Both Europe and the United States are on the brink of a "deflationary spiral," with Europe's economic morass possibly lingering for a decade, former Treasury Secretary Larry Summers has warned.
The European Central Bank (ECB)'s 1.1 trillion euro ($1.23 billion) quantitative easing (QE) program represents a positive step, but won't be enough to repair the damaged eurozone economy, said Summers, speaking at the World Economic Forum in Davos.
"Europe is on the brink of a deflationary spiral that could be gravely threatening to the process of growing standards of living, not for a year, but for a decade," he recently told Bloomberg TV.
"Europe is lagging relative to every other region of the world. And the situation is getting worse."
In a deflationary spiral, households and firms cut spending while they wait for prices to fall further, causing the economy to slump, according to the Guardian.
"I am all for European QE. The risks of doing too little far exceed the risks of doing too much," he said at the World Economic Forum in Davos, Switzerland, according to multiple news reports.
"But it would be a mistake to suppose that QE is a panacea in Europe, or that it will be sufficient."
Summers also warned that the United States also faces a similar death spiral and "a depression-trap that would engulf the world if the Federal Reserve tightens monetary policy too soon," the Financial Times reports.
"Deflation and secular stagnation are the threats of our time. The risks are enormously asymmetric," said Summers. (Deflation is commonly defined as a decrease in the general price level of goods and services.Deflation occurs when the inflation rate falls below 0% (a negative inflation rate.)
"There is no confident basis for tightening. The Fed should not be fighting against inflation until it sees the whites of its eyes. That is a long way off," he said.
"Nobody over the last 50 years, not the IMF, not the US Treasury, has predicted any of the recessions a year in advance, never."
Summers contends the global economy is near a pivotal moment, the US expansion enters its seventh year, reaching the typical life-expectancy of recoveries.
The FT reported that Summers warned that "any error at this critical juncture could set off a 'spiral to deflation' that would be extremely hard to reverse. The US still faces an intractable unemployment crisis after a full six years of zero rates and quantitative easing, with very high jobless rates even among males aged 25-54 — the cohort usually keenest to work — and despite America's lean and efficient labor markets."
Meanwhile, the eurozone economy grew an annualized 0.6 percent in the third quarter.

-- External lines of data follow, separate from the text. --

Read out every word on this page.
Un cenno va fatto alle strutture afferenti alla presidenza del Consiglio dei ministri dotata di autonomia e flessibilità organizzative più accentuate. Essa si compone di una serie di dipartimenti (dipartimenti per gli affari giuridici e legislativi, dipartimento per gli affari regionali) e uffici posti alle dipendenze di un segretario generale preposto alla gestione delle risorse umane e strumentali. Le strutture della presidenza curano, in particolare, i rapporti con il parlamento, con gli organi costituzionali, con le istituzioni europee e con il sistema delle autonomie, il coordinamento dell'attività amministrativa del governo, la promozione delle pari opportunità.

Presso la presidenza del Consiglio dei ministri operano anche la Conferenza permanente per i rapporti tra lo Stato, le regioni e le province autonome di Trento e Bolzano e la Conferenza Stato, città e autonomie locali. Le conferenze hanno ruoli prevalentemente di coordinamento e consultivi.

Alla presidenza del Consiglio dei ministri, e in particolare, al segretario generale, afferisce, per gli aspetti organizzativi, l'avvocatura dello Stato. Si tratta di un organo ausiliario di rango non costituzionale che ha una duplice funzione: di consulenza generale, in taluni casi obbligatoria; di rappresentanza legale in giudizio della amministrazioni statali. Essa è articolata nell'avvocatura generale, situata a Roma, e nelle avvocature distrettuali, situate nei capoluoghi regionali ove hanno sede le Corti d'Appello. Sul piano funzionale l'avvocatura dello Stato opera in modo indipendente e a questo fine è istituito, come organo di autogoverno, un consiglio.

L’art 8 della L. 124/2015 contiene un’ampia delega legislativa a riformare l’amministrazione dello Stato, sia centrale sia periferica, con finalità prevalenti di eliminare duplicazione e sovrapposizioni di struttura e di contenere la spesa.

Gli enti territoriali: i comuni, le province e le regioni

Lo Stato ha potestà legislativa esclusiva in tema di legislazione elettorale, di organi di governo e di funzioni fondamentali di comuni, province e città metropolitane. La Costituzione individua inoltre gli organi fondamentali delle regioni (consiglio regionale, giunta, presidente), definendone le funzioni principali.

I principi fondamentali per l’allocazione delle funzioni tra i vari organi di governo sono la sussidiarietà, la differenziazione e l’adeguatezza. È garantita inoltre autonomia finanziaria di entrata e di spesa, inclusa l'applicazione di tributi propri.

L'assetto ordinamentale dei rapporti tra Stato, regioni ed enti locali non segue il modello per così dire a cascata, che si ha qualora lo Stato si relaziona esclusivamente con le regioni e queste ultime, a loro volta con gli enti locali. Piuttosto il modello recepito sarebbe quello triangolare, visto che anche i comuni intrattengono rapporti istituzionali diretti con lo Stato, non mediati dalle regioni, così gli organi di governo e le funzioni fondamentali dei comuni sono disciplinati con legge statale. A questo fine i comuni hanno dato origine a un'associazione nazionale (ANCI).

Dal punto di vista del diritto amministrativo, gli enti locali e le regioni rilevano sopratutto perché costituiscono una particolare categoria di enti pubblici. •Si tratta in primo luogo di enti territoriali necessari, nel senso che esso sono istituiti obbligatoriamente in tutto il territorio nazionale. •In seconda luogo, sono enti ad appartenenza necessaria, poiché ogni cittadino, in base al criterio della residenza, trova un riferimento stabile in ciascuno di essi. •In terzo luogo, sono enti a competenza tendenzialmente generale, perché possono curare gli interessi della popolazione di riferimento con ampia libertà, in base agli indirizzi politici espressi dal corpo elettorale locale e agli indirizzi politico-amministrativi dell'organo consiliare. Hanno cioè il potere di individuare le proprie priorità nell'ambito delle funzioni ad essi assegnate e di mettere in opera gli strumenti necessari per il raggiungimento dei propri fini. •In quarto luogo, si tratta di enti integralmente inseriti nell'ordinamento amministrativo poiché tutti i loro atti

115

Summers also listed three reasons why QE will probably have less impact in Europe than it did in the United States, the Financial Times
- The Federal Reserve's QE came when bond yields were higher and thus could be pushed down by QE. The 10-year German government bond yield now stands at just 0.42 percent.
- QE was unexpected in the United States so it was a surprise for the economy.
- U.S. QE went through capital markets, while Europe's is going through banks, where money flows less freely.
"So, there is every reason to expect QE will be less impactful in Europe," he stated.
"These are not signs of economic health," he told Bloomberg TV. "This is like a thermometer showing a very high fever and people are against the administration of medicine and it is a very serious problem," he said.
"If the US is in a bad place, we are short of any engine at the moment, so I hope you are wrong," said Christine Lagarde, the head of the International Monetary Fund.
Iconic investor George Soros also offered a mix assessment of the ECB program. While he called it a "very powerful set of measures" at the World Economic Forum, Soros also said it could "reinforce inequality" in the eurozone, BBC News
That reinforcement would presumably come as QE boosts financial markets as much as the economy. The wealthy, of course, hold many more financial assets than the poor and middle class.
"Excessive reliance on monetary policy tends to enrich the owners of property, and at the same time will not relieve the downward pressure on wages," Soros said.
On the plus side, he said that if the ECB succeeds in boosting economic growth, that will make it easier for countries such as France to implement restructuring measures to increase economic efficiency.